Arlequim e Pierrô saem à caçada de Nefertiti. Após algumas voltas no salão:

"Veja! É ela, Nefertiti!"

"Vamos segui-la!"

A mulher entrou no banheiro.

"Vamos esperá-la aqui fora, Exterminador!"

Dentro do banheiro feminino:

"Era só o que me faltava! Uma vadia com a fantasia igual à minha! Vamos, tire logo essa roupa!"

"Tira você, sua piranha!"

"Fique sabendo que eu sou a filha do Governador, ouviu?"

"Grande merda! Olha só o que eu faço com a sua máscara!"

A face de Nefertiti transformou-se em pequenos fragmentos dourados.

"Sua filha da puta! Eu vou te matar!" - no momento em que partia para a briga, tocou o celular. "Você tem muita sorte, sua vadia! Vou ter que sair agora, mas se eu te encontrar novamente..."

"Estarei esperando!"

Pierrô e Arlequim continuavam atentos para o movimento do banheiro feminino. Ao cruzarem com a ex-princesa do Egito:

"Será que é ela? Mas e a máscara?"

"Não sei, Exterminador! Em todo caso vou segui-la. Você fique aqui!"

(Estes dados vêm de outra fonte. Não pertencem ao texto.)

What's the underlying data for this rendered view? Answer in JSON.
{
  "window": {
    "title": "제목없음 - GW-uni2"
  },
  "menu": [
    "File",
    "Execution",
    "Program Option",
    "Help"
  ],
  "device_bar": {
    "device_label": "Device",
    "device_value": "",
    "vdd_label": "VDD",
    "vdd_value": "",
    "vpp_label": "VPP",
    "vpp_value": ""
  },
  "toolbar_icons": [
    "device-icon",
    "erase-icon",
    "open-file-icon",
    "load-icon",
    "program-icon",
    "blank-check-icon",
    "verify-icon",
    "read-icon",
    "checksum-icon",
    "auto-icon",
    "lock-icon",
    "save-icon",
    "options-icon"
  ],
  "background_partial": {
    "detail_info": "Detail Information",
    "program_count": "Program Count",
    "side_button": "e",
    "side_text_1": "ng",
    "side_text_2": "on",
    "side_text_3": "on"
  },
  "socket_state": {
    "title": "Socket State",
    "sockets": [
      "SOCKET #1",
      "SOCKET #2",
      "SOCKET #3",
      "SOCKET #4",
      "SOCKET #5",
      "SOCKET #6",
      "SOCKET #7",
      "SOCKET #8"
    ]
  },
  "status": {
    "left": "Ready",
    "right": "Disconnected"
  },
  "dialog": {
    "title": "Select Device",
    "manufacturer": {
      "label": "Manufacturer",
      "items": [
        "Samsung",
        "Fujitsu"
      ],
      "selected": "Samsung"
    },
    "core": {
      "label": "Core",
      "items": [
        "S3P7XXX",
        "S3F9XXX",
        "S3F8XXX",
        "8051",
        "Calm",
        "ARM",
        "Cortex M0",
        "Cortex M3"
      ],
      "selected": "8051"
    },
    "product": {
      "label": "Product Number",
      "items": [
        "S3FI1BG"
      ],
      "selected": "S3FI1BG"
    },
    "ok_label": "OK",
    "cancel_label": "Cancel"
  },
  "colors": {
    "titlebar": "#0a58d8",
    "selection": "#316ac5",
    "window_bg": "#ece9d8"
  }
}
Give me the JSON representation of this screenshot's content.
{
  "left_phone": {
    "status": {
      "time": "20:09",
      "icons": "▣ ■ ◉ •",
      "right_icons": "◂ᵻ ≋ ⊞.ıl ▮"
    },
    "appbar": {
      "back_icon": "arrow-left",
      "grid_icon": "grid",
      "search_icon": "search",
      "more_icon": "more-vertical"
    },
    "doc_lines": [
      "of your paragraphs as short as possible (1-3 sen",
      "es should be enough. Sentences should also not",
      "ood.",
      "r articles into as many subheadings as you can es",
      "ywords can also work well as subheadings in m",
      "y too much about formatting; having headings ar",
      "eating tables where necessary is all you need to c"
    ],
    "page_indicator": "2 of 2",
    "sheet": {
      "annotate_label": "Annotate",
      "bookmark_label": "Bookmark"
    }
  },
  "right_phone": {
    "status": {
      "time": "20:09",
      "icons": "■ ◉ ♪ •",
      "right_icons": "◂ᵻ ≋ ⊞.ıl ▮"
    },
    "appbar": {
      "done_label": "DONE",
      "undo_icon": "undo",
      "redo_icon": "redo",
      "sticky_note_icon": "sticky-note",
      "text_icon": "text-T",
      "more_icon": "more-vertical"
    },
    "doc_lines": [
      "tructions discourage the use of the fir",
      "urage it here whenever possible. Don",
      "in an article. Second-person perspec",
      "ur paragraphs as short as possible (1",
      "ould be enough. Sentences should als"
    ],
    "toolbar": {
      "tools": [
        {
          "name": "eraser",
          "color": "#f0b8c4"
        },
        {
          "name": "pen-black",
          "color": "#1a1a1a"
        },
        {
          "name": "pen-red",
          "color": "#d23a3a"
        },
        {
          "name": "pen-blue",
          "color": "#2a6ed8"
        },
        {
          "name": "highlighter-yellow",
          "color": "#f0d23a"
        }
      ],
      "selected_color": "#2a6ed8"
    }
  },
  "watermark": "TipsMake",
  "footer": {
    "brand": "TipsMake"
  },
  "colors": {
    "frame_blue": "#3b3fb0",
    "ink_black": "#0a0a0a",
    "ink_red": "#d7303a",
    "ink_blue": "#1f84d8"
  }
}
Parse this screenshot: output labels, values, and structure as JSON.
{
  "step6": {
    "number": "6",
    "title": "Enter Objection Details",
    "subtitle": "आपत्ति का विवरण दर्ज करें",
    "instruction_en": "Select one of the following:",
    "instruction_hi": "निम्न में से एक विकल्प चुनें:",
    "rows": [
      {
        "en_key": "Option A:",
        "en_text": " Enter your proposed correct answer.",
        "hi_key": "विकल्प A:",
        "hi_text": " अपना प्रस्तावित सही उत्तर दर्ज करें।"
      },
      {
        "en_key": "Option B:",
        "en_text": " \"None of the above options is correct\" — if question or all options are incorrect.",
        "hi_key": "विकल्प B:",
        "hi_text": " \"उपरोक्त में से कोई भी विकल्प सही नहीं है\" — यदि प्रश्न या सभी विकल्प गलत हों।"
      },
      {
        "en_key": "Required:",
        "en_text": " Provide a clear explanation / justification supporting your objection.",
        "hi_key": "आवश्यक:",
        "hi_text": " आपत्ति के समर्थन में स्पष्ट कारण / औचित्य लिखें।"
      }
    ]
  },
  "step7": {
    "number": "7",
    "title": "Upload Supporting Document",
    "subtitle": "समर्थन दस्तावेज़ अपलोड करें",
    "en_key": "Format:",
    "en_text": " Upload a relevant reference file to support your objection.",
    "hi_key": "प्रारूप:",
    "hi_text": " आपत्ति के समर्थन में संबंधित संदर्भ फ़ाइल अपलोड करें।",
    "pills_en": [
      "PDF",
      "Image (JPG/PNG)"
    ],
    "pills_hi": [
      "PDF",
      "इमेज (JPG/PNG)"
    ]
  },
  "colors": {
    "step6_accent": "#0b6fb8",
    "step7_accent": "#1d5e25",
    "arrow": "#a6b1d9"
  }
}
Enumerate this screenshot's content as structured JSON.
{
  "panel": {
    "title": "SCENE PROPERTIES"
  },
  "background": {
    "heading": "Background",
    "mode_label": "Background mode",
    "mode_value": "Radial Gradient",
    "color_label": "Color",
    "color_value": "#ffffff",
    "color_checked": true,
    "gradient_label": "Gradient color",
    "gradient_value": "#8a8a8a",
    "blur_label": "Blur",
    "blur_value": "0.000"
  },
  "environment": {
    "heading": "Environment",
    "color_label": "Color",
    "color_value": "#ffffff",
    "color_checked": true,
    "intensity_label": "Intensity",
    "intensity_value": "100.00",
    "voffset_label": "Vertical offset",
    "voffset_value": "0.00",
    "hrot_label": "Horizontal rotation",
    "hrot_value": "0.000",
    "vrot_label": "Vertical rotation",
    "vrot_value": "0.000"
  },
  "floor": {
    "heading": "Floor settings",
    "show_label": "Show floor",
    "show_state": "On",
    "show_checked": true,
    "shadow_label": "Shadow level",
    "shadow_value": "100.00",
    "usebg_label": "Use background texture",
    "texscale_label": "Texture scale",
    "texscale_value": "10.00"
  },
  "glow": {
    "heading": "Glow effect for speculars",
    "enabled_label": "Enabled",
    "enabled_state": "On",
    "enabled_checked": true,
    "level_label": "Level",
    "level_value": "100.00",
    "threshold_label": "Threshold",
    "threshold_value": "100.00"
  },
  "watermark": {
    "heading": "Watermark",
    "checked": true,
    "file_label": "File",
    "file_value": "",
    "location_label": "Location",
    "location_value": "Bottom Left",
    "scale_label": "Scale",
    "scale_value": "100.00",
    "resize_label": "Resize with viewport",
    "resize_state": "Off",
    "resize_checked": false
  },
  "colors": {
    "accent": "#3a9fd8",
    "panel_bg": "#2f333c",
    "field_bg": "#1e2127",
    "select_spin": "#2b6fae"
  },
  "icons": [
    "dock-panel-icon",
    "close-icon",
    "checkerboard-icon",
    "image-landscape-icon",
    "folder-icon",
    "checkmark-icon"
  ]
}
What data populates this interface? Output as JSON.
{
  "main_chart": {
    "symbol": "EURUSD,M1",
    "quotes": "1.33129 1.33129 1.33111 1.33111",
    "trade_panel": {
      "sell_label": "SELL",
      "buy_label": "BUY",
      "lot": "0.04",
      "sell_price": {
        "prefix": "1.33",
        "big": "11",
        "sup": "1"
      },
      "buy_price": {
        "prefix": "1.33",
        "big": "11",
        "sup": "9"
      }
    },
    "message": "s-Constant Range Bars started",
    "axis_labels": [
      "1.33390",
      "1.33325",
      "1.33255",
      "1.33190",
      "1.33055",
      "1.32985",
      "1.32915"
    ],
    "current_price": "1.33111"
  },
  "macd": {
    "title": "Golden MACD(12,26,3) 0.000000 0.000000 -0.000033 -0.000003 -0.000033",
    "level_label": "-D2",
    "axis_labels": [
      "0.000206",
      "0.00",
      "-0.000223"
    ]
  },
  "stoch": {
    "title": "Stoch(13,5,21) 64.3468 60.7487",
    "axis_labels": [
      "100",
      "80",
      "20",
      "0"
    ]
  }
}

Bruce seguiu-a. Exterminador continuou aguardando. Nefertiti saiu do banheiro.

"Exterminador falando! Bruce, ela saiu do banheiro. Está se dirigindo para fora do hotel. Venha logo!"

Na calçada do hotel, Nefertiti caminhava despreocupada. Os dois homens se aproximaram cautelosamente, seguindo-a por trás. Exterminador segurou a sua boca. Bruce colocou a arma em suas costas e disparou. O alvo estava executado.

"Pronto, Exterminador! Vamos logo. Amanhã temos reunião com o Chefe!"

"E a outra garota, Bruce?"

"Só uma piranha de carnaval. Saiu acompanhada de três homens num carro!"

No dia seguinte:

"Idiotas, idiotas! Eu devia matar os dois!"

"Mas o que fizemos de errado, Chefe?"

O homem corpulento arremessou o jornal em direção aos dois.

ESTUDANTE DE MEDICINA É ASSASSINADA EM TRADICIONAL BAILE DE CARNAVAL DO RIO

"Puta! Mas como é que eu ia adivinhar que a filha do Governador era uma prostituta, Chefe?"